O Galo
chegou com méritos ao Mundial devido a campanha irretocável na Libertadores.
Todos esperavam, no mínimo, que os mineiros chegassem ao jogo decisivo, contra
o Bayern de Munique. Perder para os alemães seria natural. Uma vitória sobre o
atual time de Pep Guardiola seria mais surpreendente do que uma hipotética
vitória do Santos sobre o Barcelona do mesmo Pep, dois anos atrás. Porém, a
surpresa ficou com a precoce eliminação do Atlético.
Atlético que
se preparou para fazer história. Chegou ao Mundial com praticamente o mesmo
time que venceu a Libertadores.

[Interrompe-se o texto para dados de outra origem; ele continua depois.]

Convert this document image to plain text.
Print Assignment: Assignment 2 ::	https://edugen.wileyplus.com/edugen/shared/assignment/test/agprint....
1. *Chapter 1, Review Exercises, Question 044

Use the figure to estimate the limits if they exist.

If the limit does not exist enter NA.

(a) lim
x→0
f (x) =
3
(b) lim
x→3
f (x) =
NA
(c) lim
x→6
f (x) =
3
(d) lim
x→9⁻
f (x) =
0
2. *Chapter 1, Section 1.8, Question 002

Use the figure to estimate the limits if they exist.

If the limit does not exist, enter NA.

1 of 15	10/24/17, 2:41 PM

As duas únicas mudanças no time foram o
lateral-esquerdo Lucas Cândido, que ganhou a posição Junior César na bola, e
Fernandinho, que foi contratado no meio do ano para suprir a ausência de
Bernard.
O garoto foi
um dos destaques no time na conquista da América e foi vendido ao Shaktar
Donetsk, da Ucrânia. É nome certo na lista de convocados para a Copa no ano que
vem. Seu substituto no Galo, Fernandinho, fez um bom campeonato brasileiro,
encaixou no sistema de Cuca. Mas quando tinha de aparecer, a diferença técnica
entra os dois foi reveladora. Bernard era a válvula de escape desse time. Time
que jogava em função de Jô, outro nome certo na Copa.
O
centroavante atleticano fez uma boa Copa das Confederações, chegou à Seleção
devido suas boas apresentações no Galo, foi artilheiro da Libertadores, é o
atual atacante de referência do Brasil, já que Fred vive no ‘estaleiro’. Mas
quando o Atlético mais precisava de Jô, ele não correspondeu. Perdeu dois gols
feitos em terras marroquinas, gols que poderiam levar o Galo à decisão. Sucumbiu
com o time. Deixou o técnico da Seleção, Luiz Felipe Scolari, certamente
preocupado. Felipão que, pela falta de melhores opções, conta com Jô.
Não conta,
porém, com Ronaldinho nem com Diego Tardelli, dois jogadores sempre
reivindicados pela imprensa na lista de convocados. A desistência por
Ronaldinho já tinha se mostrado acertada. R10 não desaprendeu a jogar, se
reinventou. É importante para o Galo, resolve, às vezes, na bola parada, acerta
alguns passes e só. Não dá para esperar mais de Ronaldinho. Já Tardelli jogou
muito bem no Brasileirão, mas foi praticamente invisível quando mais se
esperava por ele. Se contava com o Mundial como vitrine para uma eventual
convocação, é praticamente peça descartada na Seleção.
Para
Felipão, poucas são as dúvidas na lista final. Que, na época da Copa, Oscar
esteja bem, Hulk esteja forte; que Fred faça as pazes com o departamento médico
e que Neymar esteja iluminado. Só assim teremos alguma chance.